A leur tour, les représentants des victimes ont souligné le rôle central de la CPI dans la lutte contre l'impunité. « Plus jamais ça », a affirmé Marie-Edith Douzima-Lawson. « Quelque soit la longueur de la nuit, le jour finira par paraître », a déclaré pour sa part Paolina Massidda, conseil principal du Bureau du conseil public pour les victimes. « Les aspirations des victimes sont de briser leur silence et briser le silence du monde sur les évènements terribles auxquels elles ont été confrontées, c'est un premier pas vers l'établissement de la vérité et vers un accès à la justice », a estimé enfin Assingambi Zarambaud.
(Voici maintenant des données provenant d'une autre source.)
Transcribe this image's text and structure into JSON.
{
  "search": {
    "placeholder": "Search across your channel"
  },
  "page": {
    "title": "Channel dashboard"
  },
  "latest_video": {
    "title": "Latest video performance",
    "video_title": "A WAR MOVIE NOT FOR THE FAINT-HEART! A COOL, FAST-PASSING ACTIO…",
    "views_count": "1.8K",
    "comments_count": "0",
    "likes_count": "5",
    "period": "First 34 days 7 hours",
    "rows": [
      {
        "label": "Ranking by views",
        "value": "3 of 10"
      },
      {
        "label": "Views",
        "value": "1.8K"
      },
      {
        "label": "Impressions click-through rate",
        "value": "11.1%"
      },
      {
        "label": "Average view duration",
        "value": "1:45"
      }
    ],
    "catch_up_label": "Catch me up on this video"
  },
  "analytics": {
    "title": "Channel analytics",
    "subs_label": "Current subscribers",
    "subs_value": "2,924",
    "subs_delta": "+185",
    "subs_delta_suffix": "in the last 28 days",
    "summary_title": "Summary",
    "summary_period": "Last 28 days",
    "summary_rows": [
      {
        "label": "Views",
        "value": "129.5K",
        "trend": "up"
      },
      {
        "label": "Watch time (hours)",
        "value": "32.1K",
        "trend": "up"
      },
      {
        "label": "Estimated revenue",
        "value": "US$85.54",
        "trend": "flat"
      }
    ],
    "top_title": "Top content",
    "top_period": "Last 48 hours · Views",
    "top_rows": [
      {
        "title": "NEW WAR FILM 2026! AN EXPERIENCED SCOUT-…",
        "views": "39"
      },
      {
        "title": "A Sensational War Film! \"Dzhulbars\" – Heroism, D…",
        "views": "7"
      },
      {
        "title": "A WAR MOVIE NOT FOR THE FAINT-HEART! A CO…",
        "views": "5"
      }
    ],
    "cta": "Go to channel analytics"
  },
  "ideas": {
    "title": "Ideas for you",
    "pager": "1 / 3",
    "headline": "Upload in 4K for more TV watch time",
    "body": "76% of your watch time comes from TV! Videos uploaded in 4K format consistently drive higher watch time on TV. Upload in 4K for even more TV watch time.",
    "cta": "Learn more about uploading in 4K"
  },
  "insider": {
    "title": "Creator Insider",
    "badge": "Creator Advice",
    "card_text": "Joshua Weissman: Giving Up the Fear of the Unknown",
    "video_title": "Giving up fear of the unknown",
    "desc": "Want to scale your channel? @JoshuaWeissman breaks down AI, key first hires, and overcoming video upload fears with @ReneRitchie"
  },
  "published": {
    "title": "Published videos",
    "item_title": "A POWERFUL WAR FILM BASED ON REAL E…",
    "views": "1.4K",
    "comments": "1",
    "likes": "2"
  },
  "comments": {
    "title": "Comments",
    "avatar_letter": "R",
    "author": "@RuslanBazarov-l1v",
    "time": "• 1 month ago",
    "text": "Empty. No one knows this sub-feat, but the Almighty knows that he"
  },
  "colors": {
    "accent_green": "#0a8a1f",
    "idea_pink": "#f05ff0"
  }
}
L'équipe de la défense de Jean Pierre Bemba, composée de Nkwebe Liriss, Aimé Kilolo Musamba et Nick Kaufman, a soutenu que « l'Etat centrafricain, sous la Présidence de Patassé, avait la libre disposition des troupes congolaises de l'administration du MLC, qui combattaient sous leur drapeau, et répondait de leurs actes ».

En plus des médias représentés dans la salle, des journalistes centrafricains et congolais ont pu aussi, via vidéoconférence de Bangui, en République centrafricaine, et de Kinshasa, en République démocratique du Congo, interroger les parties à ce procès qui devrait durer plusieurs mois et dans lequel Jean Pierre Bemba plaide non coupable.

Réagissant à l'ouverture du procès, la Représentante spéciale de l'ONU pour la violence sexuelle dans les conflits, Margot Wallström, a indiqué dans un communiqué que celui-ci représentait « un jalon dans l'histoire de la justice pénale internationale ». Selon elle, la violence sexuelle en temps de guerre est jusqu'à présent « l'un des plus grands silences de l'histoire».

Margot Wallström a mis en avant trois éléments essentiels, selon elle, dans cette affaire.

« Tout d'abord, des actes présumés de violence sexuelle sont considérés comme crimes de guerre et crimes contre l'humanité », alors que « les violences sexuelles n'étaient pas incluses dans le régime des infractions graves à la Convention de Genève de 1949, adoptée après la Seconde Guerre mondiale, et n'ont pas été abordées lors du premier procès international de l'histoire (celui des crimes du régime nazi) à Nuremberg ».

« Deuxièmement, les poursuites sont engagées en utilisant le mode de la responsabilité du commandement et Jean-Pierre Bemba est le chef politique le plus haut placé jugé par la CPI à ce jour. Et troisièmement, il s'agit de la première enquête criminelle internationale dans laquelle le nombre de viols présumés dépasse celui du nombre d'assassinats présumés ».

Pour Margot Wallström, « le procès Bemba est donc très important », car il place « les violences sexuelles non pas comme le crime le moins grave, selon une fausse hiérarchie des horreurs des conflits, ni comme un détail d'arrière-plan, mais comme un crime d'une extrême gravité ».

La Représentante spéciale de l'ONU se félicite « de l'ouverture de ce procès qui concerne la situation en République centrafricaine, mais a une résonance puissante ailleurs, notamment en République démocratique du Congo (RDC), où Jean-Pierre Bemba est une personnalité politique ».

« Ce procès signale qu'aucun dirigeant – quelque soit ses connexions – n'est au dessus de la loi, et aucun civil - même isolé – n'est en dessous ».